I found myself wanting to write today. This is something that hasn’t happened in a while. The catalyst was I happened to be washing dishes and my mind started wandering. This is something I picked up from my father. He would wash, I would dry back when we lived together. I may or may not have stuck myself a bit with a knife, which reminded me of a story for another day about washing dishes with my dad. But I digress.
The past two days I had 9 freshmen move in and the 9 returners will be arriving soon. They come from all over the country and world. They come to WV to be part of the legacy we are building with our squad.
I got an email from a recruit last night that had been weighing on my mind. I get ones like this all the time, but the player asked me if I would be interested in recruiting them but understood if not because some coach/person/friend/family member at some point told them they couldn’t play at the next level because of their (insert nonprototypical trait here).
When I am asked about coaching influences, I usually don’t list my dad, but he is as deserving if not more deserving than any coach in my life.
Before we moved from small town Bloomsburg to the regular sized town of Mechanicsburg PA, my dad coached me in soccer. A sport that he really knew nothing about. When we moved, it was too late for him to be a rec league coach so in 3rd grade I found myself playing for the first coach not to be my dad. It was a bad enough experience that I almost gave up the sport permanently.

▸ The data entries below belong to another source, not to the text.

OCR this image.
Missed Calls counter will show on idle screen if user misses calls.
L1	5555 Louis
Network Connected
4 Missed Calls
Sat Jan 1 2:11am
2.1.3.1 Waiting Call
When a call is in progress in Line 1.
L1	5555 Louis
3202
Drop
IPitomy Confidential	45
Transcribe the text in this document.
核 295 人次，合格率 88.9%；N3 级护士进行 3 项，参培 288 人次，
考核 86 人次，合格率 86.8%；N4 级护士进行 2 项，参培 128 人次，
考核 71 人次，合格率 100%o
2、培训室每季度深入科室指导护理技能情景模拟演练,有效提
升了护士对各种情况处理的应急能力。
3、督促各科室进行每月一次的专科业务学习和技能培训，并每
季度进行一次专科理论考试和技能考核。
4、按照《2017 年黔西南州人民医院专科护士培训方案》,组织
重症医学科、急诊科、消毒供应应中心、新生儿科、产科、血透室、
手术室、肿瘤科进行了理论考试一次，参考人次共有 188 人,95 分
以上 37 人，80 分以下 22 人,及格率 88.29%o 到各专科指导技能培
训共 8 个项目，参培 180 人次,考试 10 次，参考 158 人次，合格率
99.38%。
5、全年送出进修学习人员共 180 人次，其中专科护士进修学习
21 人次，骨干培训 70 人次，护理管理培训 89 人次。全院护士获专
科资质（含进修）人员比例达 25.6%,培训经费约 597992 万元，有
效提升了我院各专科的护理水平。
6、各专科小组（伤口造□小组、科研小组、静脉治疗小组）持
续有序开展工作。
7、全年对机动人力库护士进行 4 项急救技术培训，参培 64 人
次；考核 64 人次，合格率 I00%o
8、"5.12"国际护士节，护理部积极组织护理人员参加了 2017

Going into 4th grade, my dad took up his coaching ways again. Later in life I would go with him to what I will refer to as ‘the draft’. It was where all the rec league coaches came together. Each coach was allowed a number of keepers from their previous roster and then all remaining players were given a skill level out of 10. The coaches then drafted their teams for the upcoming year. My father hated this process, and wanted me to see it so I could understand. Kids reduced to a number. Something I now see all the time in recruiting.
But stepping back to that 4th grade soccer season. My dad drafted a team that was almost exclusively the neighborhood I lived in so we could have the experience of playing with our friends. If he would have had a draft card score on that, it would probably have been an F-.
Some of us would later become solid athletes, but at that time none of us were anything above average. If memory serves only two of those players went on to even play at the high school level, and none at the college level.
We went undefeated that year. Which isn’t the part I care about 20ish years later. I can still look back and see my dad yelling out Greek Machine when my defender made a good stop. Or Elmer as our other goalie brought down a shot. Placing a season clinching penalty kick into the feet of one of the few nonneighborhood kids on the team. My father showed me the power of positive motivation as a coach. By truly investing and believing in each athlete on the field he was able to make us into something no one would have believed we could have been: A championship team.
So today’s lesson from my father is What can you do today to help someone else become their best?